Seeing things this way might convince you that $g$ cannot depend on $\theta$. If you decide to insert an unknown $\theta$ in the rule of $g$, what you're really doing is either

  1. expanding $g$ from $dom(g)$ to $dom(g) \times \Theta$ or
  2. considering a family of functions $\{g_{\theta} \mid \theta \in \Theta \}$.

In either case (they are equivalent) you're not dealing with one single measurable function $\mathbb{R}^m \to \mathbb{R}$.

As a last note, it seems to me (a math student who migrated to statistics) like some related causes of confusion happen because of not so well defined concepts (for instance, can a statistic depend on a parameter?).
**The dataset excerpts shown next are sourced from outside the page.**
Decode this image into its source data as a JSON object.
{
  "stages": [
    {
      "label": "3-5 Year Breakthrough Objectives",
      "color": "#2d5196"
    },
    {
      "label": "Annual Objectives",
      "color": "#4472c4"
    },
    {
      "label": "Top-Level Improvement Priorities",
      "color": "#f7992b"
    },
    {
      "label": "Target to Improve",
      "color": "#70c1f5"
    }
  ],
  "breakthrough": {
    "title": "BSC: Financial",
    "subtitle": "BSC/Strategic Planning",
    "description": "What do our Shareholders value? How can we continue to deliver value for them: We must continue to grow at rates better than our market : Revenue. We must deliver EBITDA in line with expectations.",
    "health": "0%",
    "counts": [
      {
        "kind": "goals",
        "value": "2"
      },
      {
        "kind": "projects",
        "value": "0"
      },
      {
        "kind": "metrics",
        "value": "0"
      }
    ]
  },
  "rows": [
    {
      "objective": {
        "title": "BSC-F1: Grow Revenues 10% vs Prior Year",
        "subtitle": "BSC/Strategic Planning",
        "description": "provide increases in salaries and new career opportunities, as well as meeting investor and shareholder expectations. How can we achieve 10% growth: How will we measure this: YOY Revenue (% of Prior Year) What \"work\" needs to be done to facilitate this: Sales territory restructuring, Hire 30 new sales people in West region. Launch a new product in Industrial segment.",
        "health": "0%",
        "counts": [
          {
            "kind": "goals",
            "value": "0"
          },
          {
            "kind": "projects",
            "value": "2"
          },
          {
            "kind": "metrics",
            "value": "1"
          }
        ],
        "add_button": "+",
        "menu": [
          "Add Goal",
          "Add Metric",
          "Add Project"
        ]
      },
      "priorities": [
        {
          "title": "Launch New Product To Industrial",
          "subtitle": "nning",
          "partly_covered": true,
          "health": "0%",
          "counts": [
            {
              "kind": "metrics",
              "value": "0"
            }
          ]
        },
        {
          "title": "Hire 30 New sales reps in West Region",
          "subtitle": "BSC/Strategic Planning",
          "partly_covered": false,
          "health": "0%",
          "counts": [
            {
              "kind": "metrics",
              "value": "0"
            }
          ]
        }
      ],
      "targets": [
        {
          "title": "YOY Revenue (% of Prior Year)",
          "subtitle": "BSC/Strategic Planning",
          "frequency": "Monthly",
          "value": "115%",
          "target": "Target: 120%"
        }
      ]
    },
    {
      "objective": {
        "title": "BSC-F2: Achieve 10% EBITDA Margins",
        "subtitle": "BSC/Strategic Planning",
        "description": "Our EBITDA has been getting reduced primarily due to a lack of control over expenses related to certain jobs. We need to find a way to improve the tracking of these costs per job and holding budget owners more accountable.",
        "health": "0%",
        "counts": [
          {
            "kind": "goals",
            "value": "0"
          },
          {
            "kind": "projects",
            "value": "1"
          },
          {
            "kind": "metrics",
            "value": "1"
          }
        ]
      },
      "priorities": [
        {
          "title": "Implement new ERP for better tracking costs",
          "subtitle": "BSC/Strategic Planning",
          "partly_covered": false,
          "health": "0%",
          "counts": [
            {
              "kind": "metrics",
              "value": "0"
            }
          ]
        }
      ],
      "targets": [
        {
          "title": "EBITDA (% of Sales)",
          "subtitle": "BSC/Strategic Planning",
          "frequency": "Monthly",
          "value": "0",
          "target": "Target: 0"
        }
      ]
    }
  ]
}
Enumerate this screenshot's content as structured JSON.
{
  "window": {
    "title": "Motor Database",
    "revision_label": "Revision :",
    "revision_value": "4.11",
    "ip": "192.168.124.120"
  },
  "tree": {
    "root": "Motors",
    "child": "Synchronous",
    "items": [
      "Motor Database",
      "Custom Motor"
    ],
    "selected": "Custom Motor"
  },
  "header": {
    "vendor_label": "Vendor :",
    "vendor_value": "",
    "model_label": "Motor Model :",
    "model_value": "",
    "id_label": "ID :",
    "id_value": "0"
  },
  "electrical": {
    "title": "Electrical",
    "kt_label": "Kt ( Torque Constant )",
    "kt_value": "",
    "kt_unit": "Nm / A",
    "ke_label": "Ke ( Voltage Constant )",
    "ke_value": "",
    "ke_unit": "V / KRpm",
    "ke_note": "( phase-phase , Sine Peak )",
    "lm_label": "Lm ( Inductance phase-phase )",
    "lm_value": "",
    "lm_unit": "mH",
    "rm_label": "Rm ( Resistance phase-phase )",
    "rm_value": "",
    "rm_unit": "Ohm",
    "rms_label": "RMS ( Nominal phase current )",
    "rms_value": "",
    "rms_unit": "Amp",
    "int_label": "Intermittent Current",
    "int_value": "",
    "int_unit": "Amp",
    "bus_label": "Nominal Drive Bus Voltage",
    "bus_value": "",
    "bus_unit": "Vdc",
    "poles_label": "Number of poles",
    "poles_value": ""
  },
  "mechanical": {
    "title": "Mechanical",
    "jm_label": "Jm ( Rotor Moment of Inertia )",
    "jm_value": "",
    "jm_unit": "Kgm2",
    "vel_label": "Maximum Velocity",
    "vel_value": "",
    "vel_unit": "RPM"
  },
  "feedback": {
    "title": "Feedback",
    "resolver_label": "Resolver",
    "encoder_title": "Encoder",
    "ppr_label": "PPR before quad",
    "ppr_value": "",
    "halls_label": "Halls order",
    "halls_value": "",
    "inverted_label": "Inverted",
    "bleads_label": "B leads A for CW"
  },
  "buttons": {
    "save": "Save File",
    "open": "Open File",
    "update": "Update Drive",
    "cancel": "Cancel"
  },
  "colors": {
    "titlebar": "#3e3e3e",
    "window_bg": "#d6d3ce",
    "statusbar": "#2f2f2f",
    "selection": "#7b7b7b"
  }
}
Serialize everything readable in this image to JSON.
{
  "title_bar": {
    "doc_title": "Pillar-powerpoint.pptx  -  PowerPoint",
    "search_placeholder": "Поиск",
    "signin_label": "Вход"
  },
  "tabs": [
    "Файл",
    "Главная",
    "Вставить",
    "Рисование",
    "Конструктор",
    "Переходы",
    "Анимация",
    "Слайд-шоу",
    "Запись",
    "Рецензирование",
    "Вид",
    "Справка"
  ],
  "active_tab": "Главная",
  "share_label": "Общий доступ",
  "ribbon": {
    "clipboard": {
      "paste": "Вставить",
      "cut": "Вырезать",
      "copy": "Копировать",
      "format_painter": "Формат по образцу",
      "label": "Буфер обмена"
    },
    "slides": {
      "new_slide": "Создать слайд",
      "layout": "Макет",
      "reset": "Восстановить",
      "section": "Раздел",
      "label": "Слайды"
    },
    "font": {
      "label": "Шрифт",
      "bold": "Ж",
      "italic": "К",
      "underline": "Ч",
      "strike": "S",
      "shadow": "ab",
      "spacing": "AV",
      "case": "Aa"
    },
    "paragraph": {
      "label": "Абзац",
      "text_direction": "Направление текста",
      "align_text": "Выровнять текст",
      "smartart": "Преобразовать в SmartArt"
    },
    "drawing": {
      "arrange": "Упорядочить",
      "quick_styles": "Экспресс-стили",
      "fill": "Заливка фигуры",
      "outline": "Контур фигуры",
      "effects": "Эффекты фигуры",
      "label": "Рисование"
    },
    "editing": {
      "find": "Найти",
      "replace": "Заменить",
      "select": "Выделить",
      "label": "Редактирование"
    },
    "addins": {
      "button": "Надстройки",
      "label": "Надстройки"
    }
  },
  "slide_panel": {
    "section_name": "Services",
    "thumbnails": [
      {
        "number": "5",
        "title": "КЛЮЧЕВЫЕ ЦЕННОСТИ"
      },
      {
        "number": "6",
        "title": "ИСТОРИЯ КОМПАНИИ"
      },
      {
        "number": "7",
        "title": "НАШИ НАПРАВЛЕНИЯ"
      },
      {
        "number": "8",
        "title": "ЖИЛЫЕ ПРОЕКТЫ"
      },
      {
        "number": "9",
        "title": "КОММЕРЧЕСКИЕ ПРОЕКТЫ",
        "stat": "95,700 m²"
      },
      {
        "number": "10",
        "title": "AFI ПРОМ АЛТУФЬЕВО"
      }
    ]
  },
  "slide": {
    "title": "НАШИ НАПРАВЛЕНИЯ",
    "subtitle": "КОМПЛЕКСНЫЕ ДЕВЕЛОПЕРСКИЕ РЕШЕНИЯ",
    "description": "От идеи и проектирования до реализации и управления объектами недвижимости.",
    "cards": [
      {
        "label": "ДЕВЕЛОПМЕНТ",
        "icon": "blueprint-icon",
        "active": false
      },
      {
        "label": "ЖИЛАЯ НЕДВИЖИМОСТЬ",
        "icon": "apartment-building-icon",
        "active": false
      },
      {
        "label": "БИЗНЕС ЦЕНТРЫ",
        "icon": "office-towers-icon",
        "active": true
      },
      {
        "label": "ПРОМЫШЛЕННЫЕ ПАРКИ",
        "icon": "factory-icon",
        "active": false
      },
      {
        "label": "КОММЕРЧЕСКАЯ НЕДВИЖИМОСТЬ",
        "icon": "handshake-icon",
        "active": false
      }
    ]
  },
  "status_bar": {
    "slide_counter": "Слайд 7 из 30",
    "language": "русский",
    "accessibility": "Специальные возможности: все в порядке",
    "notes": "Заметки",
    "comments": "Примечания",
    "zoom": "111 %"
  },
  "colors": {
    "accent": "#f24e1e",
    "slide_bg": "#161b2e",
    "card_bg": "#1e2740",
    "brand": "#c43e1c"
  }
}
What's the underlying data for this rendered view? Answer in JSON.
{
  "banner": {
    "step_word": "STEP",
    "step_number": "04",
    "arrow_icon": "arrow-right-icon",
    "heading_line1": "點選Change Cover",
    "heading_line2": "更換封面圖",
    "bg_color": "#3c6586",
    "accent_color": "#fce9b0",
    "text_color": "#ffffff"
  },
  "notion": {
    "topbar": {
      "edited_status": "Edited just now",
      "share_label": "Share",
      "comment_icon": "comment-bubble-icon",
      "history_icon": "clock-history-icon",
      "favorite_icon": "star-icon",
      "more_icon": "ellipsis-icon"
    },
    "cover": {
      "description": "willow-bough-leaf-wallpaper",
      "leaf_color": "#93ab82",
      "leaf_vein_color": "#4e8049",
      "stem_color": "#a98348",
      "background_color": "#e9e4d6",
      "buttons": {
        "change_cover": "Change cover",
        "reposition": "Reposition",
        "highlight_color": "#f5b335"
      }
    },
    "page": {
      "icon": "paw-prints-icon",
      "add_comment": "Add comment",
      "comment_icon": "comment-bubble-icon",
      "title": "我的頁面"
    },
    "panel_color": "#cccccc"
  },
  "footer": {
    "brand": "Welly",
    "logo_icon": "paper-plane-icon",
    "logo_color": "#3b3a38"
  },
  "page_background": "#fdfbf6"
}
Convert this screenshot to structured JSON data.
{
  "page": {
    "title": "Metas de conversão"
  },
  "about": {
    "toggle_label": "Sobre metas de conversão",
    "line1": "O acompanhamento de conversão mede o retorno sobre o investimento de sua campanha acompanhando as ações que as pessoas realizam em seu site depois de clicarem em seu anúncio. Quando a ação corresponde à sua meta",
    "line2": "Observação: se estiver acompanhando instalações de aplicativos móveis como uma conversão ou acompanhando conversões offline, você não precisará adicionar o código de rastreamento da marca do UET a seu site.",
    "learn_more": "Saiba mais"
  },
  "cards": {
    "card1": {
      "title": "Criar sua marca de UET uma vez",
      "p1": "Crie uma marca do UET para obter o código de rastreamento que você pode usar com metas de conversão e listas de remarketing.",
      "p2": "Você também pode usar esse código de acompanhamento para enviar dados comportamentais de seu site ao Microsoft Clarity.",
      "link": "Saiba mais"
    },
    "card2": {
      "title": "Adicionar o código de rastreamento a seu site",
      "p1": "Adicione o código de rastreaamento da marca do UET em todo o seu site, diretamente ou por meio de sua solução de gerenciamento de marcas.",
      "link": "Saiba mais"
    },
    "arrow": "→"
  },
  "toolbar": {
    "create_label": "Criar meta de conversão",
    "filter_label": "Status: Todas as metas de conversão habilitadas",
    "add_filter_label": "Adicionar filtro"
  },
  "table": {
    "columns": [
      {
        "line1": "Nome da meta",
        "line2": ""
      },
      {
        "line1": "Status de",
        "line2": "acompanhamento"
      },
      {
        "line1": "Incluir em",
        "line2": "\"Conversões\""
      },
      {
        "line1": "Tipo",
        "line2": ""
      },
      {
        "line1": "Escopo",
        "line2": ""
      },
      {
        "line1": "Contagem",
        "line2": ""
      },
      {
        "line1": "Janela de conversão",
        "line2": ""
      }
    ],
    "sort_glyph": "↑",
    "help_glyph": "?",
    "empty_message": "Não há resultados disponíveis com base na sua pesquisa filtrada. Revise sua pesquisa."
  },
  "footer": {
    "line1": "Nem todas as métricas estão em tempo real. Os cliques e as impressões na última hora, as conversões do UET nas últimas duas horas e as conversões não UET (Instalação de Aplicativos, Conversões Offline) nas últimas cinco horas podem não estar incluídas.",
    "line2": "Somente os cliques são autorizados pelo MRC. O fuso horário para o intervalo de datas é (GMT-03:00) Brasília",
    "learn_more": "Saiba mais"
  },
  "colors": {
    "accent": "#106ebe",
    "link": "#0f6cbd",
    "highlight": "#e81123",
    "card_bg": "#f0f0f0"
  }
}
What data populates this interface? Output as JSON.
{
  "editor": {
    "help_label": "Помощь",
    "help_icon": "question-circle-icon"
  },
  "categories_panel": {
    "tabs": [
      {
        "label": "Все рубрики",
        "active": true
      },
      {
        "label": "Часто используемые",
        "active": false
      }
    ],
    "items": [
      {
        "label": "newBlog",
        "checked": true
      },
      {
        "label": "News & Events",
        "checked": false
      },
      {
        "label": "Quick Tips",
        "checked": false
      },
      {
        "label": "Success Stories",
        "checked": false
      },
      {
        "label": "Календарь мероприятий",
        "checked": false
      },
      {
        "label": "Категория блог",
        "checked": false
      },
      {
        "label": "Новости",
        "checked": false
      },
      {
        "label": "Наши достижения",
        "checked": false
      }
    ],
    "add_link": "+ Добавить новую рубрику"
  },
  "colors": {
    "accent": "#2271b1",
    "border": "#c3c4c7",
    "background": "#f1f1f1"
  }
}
EDIT: Well, it's actually quite straightforward why the notation $g(X)$ is used rather than $g \circ X$. If you'd rather not talk about probability spaces at all, then random variables are just "placeholder" symbols for their realizations. So, the $X$ in $g(X)$ is analogous to what $x$ is in $f(x) = x+2$ for instance. From that point of view your function $g$ (in the definition of complete statistics) has as its domain the set of all realizations of $X$. Still, it cannot depend on an unknown $\theta$, for the same reason discussed above.